A evolução da medicina segue o ideal asclepíade, pois a evolução representa um dos ideais do espírito, mas a posterior intensificação da primazia técnica, tecnológica e corporal explica como o destino prefigurado da medicina é consonante ao destino de Asclépio; assim como todo herói decadente, ele também está fadado a perecer, o que significa para o mito a morte da alma. Uma evidência da "banalização" da medicina moderna pode ser encontrada na obra de Jean Clavreul, quando ele demonstra como este método de medicar encontra no doente não um ser humano total, mas um mecanismo a ser reparado, representado a partir da doença: “o homem se define como constituído pelo doente do qual a doença teria sido retirada: homem = doente – doença”, diz o autor. O que diferenciaria a medicina profana da medicina moderna seria a profundidade das observações e o sucesso das experiências. No entanto, a prática segue essencialmente os mesmos princípios, e fundamentalmente, a ética permanece inalterada.


Sob a ótica da riqueza mítica, pouco importa se Asclépio foi um homem real ou uma personagem mitológica, pois a riqueza simbólica de sua história permanece viva. Da mesma maneira, o Asclépio mítico, ao contrário do homem, jamais morrerá. A mesma análise se revela rica quando falamos sobre a abordagem mítica da figura do pai da medicina, Hipócrates. Questionar se Hipócrates foi um homem de fato, que nasceu em Cós no ano de 460 a.C. e morreu em 370 a.C., ou uma figura lendária, é preocupar-se com um problema de pouca importância. Entretanto, para a medicina de hoje parece relevante informar que Hipócrates foi uma figura histórica. De fato, para uma ciência histórica fica inviável escolher um ‘pai da medicina’ que não tenha sido um homem real, pois a compreensão da história, assim como a nossa medicina, segue o ideal da razão, e o mito não. Para os historiadores da medicina moderna Hipócrates representa um excelente ponto de partida, dado que se apresenta à razão através de evidências que parecem garantir sua existência humana, pertencente a um lugar e a um tempo que podem ser identificados historicamente.

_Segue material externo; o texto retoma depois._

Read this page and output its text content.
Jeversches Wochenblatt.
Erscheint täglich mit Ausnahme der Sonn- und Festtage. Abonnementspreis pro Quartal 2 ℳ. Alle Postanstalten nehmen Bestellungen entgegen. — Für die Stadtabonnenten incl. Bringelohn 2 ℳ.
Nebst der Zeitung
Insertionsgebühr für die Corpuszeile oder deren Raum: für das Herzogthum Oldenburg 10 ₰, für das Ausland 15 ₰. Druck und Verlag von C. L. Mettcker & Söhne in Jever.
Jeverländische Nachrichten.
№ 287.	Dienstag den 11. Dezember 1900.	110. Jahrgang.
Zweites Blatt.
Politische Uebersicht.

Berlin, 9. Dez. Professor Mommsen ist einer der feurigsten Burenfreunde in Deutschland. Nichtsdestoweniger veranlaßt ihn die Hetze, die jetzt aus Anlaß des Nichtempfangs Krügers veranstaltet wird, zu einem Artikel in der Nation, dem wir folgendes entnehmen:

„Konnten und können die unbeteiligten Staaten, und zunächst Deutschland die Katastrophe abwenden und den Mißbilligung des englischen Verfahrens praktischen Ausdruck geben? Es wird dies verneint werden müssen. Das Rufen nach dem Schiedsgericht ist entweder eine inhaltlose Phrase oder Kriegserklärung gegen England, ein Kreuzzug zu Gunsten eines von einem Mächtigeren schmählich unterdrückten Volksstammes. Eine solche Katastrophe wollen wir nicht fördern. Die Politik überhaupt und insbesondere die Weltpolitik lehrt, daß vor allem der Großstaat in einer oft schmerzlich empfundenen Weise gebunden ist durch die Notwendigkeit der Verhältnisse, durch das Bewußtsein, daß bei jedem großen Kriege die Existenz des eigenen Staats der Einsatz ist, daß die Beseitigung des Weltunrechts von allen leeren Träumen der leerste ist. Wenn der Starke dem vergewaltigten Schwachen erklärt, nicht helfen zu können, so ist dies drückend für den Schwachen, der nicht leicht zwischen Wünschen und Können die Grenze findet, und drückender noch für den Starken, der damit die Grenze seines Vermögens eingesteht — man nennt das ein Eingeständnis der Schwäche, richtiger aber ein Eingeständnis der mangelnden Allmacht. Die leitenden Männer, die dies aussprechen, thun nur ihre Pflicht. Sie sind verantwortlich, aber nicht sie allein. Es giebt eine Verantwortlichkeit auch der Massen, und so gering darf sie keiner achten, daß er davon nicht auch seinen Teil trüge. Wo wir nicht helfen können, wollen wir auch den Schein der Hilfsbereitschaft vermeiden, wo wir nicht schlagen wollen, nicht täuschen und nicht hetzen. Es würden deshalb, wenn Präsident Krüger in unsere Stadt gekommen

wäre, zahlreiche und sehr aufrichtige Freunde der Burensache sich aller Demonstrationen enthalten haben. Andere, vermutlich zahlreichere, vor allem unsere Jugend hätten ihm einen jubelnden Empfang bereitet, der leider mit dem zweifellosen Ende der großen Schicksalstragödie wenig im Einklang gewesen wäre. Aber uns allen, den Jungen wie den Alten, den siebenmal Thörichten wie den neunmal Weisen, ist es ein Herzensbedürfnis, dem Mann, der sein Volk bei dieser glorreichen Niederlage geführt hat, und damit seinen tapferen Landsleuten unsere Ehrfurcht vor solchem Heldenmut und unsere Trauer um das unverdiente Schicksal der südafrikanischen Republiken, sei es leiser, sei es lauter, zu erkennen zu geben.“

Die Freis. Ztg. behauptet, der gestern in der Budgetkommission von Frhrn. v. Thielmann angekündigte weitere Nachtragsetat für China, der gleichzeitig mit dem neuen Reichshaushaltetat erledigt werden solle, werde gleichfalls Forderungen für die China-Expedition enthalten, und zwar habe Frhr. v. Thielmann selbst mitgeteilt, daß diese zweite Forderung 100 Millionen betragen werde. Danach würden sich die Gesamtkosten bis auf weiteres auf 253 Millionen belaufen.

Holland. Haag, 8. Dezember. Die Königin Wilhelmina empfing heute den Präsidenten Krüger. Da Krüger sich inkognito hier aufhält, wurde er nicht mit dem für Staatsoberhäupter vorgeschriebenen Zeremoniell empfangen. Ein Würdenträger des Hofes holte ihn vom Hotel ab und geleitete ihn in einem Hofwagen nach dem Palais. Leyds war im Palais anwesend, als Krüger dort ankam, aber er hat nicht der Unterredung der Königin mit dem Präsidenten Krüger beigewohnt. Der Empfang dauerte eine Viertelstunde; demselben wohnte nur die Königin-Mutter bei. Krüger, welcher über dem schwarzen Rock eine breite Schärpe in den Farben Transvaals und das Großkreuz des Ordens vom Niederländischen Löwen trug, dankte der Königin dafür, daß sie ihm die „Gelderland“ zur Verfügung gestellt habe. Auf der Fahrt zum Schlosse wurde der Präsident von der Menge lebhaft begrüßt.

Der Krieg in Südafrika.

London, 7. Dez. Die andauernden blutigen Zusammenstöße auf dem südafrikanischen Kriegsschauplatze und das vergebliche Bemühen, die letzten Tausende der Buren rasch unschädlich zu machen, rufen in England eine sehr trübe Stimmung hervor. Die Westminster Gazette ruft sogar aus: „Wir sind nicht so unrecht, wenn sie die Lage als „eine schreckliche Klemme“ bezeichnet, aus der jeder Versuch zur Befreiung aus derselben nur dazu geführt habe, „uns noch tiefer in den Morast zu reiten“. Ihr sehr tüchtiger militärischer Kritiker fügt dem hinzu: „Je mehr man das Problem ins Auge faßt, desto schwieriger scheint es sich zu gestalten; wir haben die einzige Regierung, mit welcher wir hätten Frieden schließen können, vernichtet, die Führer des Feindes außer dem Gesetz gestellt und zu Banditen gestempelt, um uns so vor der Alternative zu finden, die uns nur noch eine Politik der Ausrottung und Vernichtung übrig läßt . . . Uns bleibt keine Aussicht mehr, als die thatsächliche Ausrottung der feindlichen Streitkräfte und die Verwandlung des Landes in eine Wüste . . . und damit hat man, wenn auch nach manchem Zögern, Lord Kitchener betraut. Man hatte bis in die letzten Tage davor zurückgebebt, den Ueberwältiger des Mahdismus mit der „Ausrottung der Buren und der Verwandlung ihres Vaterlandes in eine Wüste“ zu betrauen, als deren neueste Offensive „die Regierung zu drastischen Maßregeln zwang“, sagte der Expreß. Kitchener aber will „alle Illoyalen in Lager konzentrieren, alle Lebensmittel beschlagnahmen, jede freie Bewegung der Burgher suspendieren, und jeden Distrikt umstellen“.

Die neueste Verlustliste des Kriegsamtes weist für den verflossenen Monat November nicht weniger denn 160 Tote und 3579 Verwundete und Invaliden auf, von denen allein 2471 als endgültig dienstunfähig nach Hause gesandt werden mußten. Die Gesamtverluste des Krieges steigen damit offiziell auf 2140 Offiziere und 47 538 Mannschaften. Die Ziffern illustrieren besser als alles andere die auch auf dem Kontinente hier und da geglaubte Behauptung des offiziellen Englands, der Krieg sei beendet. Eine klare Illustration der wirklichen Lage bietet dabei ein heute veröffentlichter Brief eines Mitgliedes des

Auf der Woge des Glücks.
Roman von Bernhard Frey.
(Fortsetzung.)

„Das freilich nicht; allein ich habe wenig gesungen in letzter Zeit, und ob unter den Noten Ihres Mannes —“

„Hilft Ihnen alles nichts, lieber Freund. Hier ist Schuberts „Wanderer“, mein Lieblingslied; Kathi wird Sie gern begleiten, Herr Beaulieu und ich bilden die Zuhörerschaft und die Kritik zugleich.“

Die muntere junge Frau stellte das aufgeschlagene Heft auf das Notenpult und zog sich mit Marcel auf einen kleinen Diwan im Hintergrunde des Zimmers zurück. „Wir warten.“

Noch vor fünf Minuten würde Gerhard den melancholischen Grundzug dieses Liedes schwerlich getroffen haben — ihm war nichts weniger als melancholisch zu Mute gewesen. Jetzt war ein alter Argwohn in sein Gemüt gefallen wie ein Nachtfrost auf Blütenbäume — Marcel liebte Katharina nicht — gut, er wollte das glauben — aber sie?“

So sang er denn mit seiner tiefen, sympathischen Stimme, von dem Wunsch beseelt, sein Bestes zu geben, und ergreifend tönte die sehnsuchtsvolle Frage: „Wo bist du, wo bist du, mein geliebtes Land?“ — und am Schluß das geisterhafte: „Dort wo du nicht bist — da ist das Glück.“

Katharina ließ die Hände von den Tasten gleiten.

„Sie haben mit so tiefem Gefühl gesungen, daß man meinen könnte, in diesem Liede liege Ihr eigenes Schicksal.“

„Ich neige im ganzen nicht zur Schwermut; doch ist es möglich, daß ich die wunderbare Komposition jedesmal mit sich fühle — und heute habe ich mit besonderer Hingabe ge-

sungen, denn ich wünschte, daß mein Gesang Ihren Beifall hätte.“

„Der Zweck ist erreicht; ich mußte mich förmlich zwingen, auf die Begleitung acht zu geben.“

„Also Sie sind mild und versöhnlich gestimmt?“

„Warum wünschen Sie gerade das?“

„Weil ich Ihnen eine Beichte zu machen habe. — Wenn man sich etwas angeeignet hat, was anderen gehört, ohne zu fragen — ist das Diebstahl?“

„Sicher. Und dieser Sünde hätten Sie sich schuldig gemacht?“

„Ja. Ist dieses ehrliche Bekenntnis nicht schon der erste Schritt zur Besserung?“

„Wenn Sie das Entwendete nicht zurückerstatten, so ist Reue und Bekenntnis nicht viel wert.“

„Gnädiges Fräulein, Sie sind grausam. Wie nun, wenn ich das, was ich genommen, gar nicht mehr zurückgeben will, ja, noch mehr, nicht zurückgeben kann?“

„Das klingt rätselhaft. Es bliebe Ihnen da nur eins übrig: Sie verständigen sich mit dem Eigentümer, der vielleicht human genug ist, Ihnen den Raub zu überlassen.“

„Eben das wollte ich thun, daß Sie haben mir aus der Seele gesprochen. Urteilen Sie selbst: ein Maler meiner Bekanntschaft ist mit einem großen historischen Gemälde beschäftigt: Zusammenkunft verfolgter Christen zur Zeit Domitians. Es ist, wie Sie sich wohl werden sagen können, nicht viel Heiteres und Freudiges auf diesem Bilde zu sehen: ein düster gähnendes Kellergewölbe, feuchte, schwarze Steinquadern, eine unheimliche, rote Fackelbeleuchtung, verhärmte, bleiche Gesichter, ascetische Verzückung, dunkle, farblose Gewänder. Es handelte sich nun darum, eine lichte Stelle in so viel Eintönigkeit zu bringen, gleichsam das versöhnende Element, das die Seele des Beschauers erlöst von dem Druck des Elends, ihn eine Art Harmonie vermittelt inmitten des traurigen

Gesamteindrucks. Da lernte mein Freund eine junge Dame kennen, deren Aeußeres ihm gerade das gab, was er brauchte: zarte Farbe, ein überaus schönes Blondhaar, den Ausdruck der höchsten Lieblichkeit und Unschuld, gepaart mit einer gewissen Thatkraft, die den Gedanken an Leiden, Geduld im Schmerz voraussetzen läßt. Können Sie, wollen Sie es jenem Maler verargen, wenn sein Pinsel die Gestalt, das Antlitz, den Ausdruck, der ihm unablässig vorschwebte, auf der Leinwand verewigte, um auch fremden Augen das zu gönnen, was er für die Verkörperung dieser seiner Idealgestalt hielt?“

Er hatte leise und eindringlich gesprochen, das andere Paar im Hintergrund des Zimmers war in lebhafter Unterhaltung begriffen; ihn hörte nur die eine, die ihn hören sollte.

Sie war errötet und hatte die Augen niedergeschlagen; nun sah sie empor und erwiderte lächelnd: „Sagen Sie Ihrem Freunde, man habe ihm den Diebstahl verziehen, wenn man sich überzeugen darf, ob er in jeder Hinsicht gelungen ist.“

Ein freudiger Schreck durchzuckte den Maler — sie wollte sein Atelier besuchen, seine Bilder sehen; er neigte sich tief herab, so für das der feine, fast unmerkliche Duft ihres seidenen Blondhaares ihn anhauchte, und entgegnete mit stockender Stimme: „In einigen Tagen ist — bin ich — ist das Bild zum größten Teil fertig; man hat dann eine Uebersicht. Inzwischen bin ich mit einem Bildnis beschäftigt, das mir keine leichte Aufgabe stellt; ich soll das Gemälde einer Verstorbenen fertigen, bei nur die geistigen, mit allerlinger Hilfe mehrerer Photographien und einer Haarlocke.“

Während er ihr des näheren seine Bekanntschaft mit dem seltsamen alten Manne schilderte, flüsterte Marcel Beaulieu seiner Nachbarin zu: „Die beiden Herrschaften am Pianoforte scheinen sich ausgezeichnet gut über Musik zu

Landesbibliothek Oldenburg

Se a razão não pertence ao domínio da narrativa mítica, nenhuma história racional poderia circunscrever um Hipócrates mitológico, e a passagem do mito para a razão seria equivalente à passagem do símbolo mítico, sejam divindades, monstros ou heróis, para as figuras históricas, tal como parece ser o nosso Hipócrates. Entretanto, etimologicamente, a origem grega do nome do pai da medicina revela este princípio asclepíade/quirônico presente na transformação que ele trouxe para a arte da cura. Afinal de contas, seria negligente não ressaltar que o seu nome deriva dos radicais "Hippos", que quer dizer cavalo, e "Kratos", que quer dizer força ou domínio. Desta forma, fica a pergunta: seria Hipócrates mais um representante simbólico do "governo" do "corpo-cavalo" no desenvolvimento da medicina?